24C’est au croisement de la voix narrative, qui joue sur le registre de la provocation avec une liberté d’expression absolue, et de cette même voix qui défend des valeurs et dévoile une réalité occultée par les médias, que s’inscrit l’écriture de Virginie Despentes. Cette écriture qui s’invente dans un processus de narration polyphonique s’élabore intentionnellement dans une démarche qui souscrit l’expression d’une responsabilité proche de l’engagement littéraire. L’œuvre aspire à capter le réel et ce faisant, elle se situe politiquement, comme l’indique Blankeman en considérant la fiction romanesque contemporaine :

S’inscrire dans une société à vif, en décrire les plaies, en dénoncer les injures : la fiction romanesque actuelle sait se situer politiquement […]. Plusieurs récits saisissent ainsi un pays donné, la France, en son temps d’accomplissement, un changement de siècle […] les romans prélèvent, à mots ciblés, des faits de société qui blessent, atteignent des points de douleur sensibles, figurent de la vie qui peine34.

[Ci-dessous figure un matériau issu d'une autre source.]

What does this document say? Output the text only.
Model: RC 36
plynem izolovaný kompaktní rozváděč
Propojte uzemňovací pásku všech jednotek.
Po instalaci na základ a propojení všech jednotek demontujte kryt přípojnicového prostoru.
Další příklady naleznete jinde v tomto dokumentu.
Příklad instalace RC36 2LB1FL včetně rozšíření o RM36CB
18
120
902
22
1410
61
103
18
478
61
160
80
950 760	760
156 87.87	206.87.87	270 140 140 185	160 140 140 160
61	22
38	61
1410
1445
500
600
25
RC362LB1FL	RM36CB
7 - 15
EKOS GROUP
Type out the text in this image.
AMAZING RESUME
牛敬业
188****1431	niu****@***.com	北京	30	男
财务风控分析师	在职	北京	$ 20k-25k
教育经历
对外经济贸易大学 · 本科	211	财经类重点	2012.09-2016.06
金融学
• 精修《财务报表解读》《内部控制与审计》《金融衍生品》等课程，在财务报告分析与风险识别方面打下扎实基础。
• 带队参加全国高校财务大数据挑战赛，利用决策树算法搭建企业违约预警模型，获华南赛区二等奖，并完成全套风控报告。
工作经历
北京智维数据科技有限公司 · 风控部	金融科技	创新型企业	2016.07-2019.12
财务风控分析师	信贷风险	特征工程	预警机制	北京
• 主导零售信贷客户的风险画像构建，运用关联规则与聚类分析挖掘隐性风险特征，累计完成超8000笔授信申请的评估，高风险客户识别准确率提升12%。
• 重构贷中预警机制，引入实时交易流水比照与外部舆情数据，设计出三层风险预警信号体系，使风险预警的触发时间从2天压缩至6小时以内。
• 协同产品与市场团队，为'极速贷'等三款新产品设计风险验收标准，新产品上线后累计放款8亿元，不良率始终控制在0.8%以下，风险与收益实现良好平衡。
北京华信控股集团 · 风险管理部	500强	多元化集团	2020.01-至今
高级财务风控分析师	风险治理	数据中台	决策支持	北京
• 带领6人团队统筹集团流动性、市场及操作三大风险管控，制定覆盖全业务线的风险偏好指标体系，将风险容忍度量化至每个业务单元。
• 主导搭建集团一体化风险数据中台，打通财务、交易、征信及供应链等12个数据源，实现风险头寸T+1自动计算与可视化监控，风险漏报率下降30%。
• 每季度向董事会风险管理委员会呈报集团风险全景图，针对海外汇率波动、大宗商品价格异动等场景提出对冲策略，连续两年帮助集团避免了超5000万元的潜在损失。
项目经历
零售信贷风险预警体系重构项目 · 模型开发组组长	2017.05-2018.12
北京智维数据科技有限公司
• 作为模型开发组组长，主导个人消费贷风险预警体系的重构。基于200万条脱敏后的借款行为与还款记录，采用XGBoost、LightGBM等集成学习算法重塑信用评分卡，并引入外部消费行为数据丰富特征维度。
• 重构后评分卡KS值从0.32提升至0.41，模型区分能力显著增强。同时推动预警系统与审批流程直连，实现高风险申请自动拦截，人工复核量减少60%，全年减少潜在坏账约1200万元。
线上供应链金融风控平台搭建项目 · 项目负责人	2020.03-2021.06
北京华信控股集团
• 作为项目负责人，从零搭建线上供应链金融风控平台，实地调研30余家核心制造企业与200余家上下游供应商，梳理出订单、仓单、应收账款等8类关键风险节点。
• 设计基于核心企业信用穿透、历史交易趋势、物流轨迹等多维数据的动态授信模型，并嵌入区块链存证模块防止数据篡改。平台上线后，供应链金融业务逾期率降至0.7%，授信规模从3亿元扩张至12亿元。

25On constate en effet le même phénomène dans Vernon Subutex ; son tracé sociologique, sa révélation des situations sociales témoignent des médiations existentielles, des référents idéologiques des états de la civilisation française. Comme l’a noté Benoît Denis, la force heuristique de la littérature optant pour une dimension politique est exprimée dans le récit :

La forme éparse de la dimension publique d’une politique de la littérature est reflétée dans Vernon Subutex et tient à la construction d’un discours mettant en scène la manière singulière dont la littérature agit dans la sphère sociale (la valorisation de l’inutile, la contestation, le scandale, le ludisme, le didactisme, l’édification morale). On voit donc ici que nous sommes très proches de la notion d’engagement35.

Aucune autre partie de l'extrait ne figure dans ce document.